A New Year Means A Better Beginning

The past 12 months were like a roller coaster. For every mountain peak, there were 2 or 3 lows. I’m not the type who puffs my chest out when I do something great. I’m confident and I know that I’m just as smart and well-versed as the Ivy-league grad. I choose to be more of a silent winner I guess. As much as I succeeded in some areas, I took the L in others. 2014 was definitely a year of mental/emotional growth and dealing with #thehumbling. For years, I’ve been resistant to change. But in this case, it was necessary. My life needed it. So it’s only right that 2015 will be a year of action and manifesting those changes into reality. My way of putting a solid plan down is to write about it in a way that could help the next person.

#getshitdone2015

#getshitdone2015

Take more breaks

I’m a workaholic. I don’t get to take much time off because of how my job is structured. Last month, I went to a spa and allowed myself 90 minutes to just chill. I’d planned to go on vacation over the summer but it didn’t happen. Entrepreneurial burnout is real! It’s no way to get over it other than to press pause. It’s a big help when you have people that can understand when you need time away. I set up a few trips to take in the first few months of the new year. Taking time away gives your mind and body the opportunity to rejuvenate.

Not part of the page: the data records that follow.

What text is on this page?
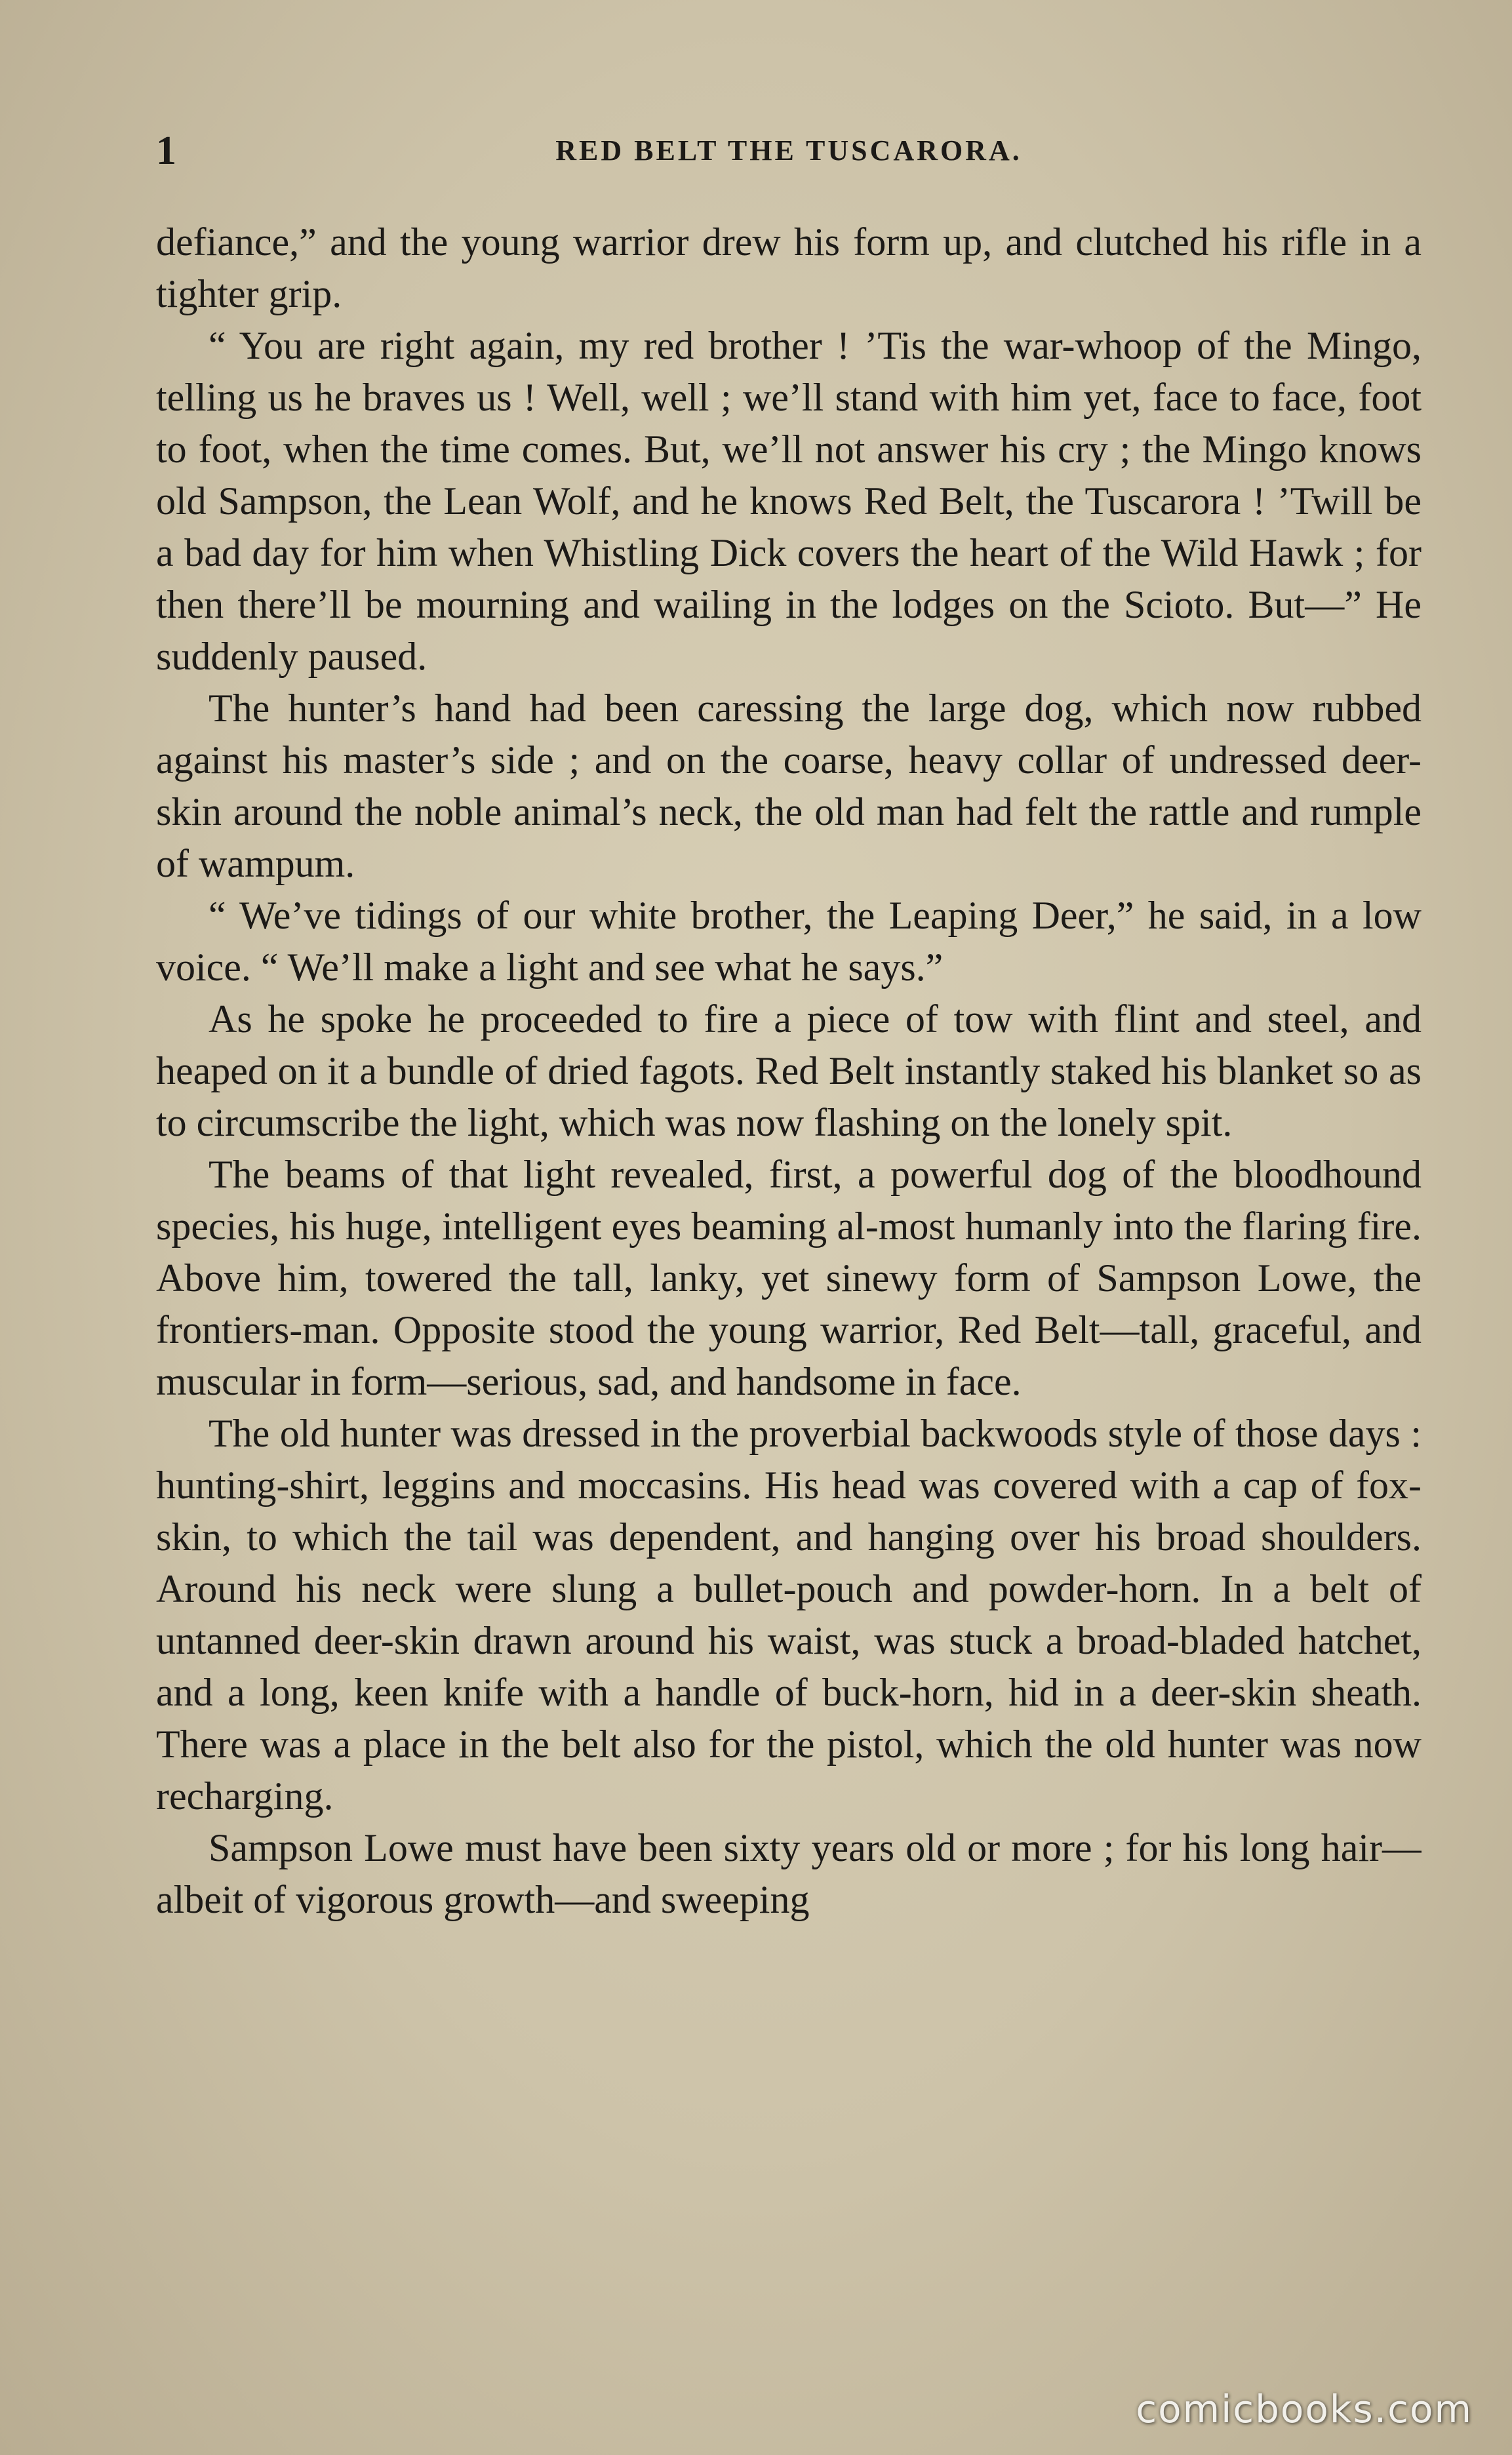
1	RED BELT THE TUSCARORA.

defiance,” and the young warrior drew his form up, and clutched his rifle in a tighter grip.

“ You are right again, my red brother ! ’Tis the war-whoop of the Mingo, telling us he braves us ! Well, well ; we’ll stand with him yet, face to face, foot to foot, when the time comes. But, we’ll not answer his cry ; the Mingo knows old Sampson, the Lean Wolf, and he knows Red Belt, the Tuscarora ! ’Twill be a bad day for him when Whistling Dick covers the heart of the Wild Hawk ; for then there’ll be mourning and wailing in the lodges on the Scioto. But—” He suddenly paused.

The hunter’s hand had been caressing the large dog, which now rubbed against his master’s side ; and on the coarse, heavy collar of undressed deer-skin around the noble animal’s neck, the old man had felt the rattle and rumple of wampum.

“ We’ve tidings of our white brother, the Leaping Deer,” he said, in a low voice. “ We’ll make a light and see what he says.”

As he spoke he proceeded to fire a piece of tow with flint and steel, and heaped on it a bundle of dried fagots. Red Belt instantly staked his blanket so as to circumscribe the light, which was now flashing on the lonely spit.

The beams of that light revealed, first, a powerful dog of the bloodhound species, his huge, intelligent eyes beaming al-most humanly into the flaring fire. Above him, towered the tall, lanky, yet sinewy form of Sampson Lowe, the frontiers-man. Opposite stood the young warrior, Red Belt—tall, graceful, and muscular in form—serious, sad, and handsome in face.

The old hunter was dressed in the proverbial backwoods style of those days : hunting-shirt, leggins and moccasins. His head was covered with a cap of fox-skin, to which the tail was dependent, and hanging over his broad shoulders. Around his neck were slung a bullet-pouch and powder-horn. In a belt of untanned deer-skin drawn around his waist, was stuck a broad-bladed hatchet, and a long, keen knife with a handle of buck-horn, hid in a deer-skin sheath. There was a place in the belt also for the pistol, which the old hunter was now recharging.

Sampson Lowe must have been sixty years old or more ; for his long hair—albeit of vigorous growth—and sweeping

comicbooks.com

Be more honest with family/friends

Having a stoic resolve has made me feel protected in a way. But I tend to let certain irritants fester. Then the slightest trigger will cause me to black all the way out. Sometimes it’s on the right person – sometimes it’s misplaced. But we all reach that point where we’re tired of giving people free passes. It’s also hard to apologize when I’m entitled to be upset. From now on, I’ll confront my issues with the person who deserves it. With age and experience comes not caring about hurt feelings because your feelings matter more. Additionally, holding onto things always manifests itself physically for me. I discovered that it’s possible for me to get my heart device removed by the spring. The key to that is being able to not internalize negativity. So this is a new habit I’ll implore constantly.

Take my own advice

Writers tend to offer up insightful perspective and wisdom for friends, family, and readers yet our own lives are often upside down. Truthfully, some of my better posts came from being on the fence about a question or situation. I write from the point of view of what I wish I knew and what I learned. Yet I didn’t listen to my own writing. Asking someone else for advice may help you see other sides of a situation. However, in most cases, we already know what we want to do. Even if my gut is wrong, I can live with the consequences of a decision that was solely mine.

Stick with therapy

Mental health is a platform I continue to talk about as it relates to young black men. I can speak about it because I know what it feels like. The depression, the insomnia, the denial, I’ve been there. I started regular therapy sessions after an interaction with the police left me fuming and embarrassed. For reasons that are universal for black men, I avoided therapy for a long time. One thing I know now is that testimonies are all about authenticity. You can’t have a story of restoration without being completely stripped down. I was linked up with a great therapist who’s becoming more helpful with each session. It may be the best investment in me I’ve ever made.

You can have it all, but you can’t have it all at once.

I decided to stop making lists for my life. Ironic, I know. Lists set high expectations. When you can’t meet the expectations (even if you’re the one who set them), you’re bound to feel defeat and be disappointed in yourself. One thing I was told is that I’m way too hard on myself. I put so much pressure on myself to be something more, someone better. Blame that on the athlete in me. I came across this post about the mistakes we make when we get tunnel vision on what we think happiness is supposed to be. When you work on yourself and stop harping on a timeline, you free yourself up to simply “be”.

What weaknesses will you work on for the next 12 months?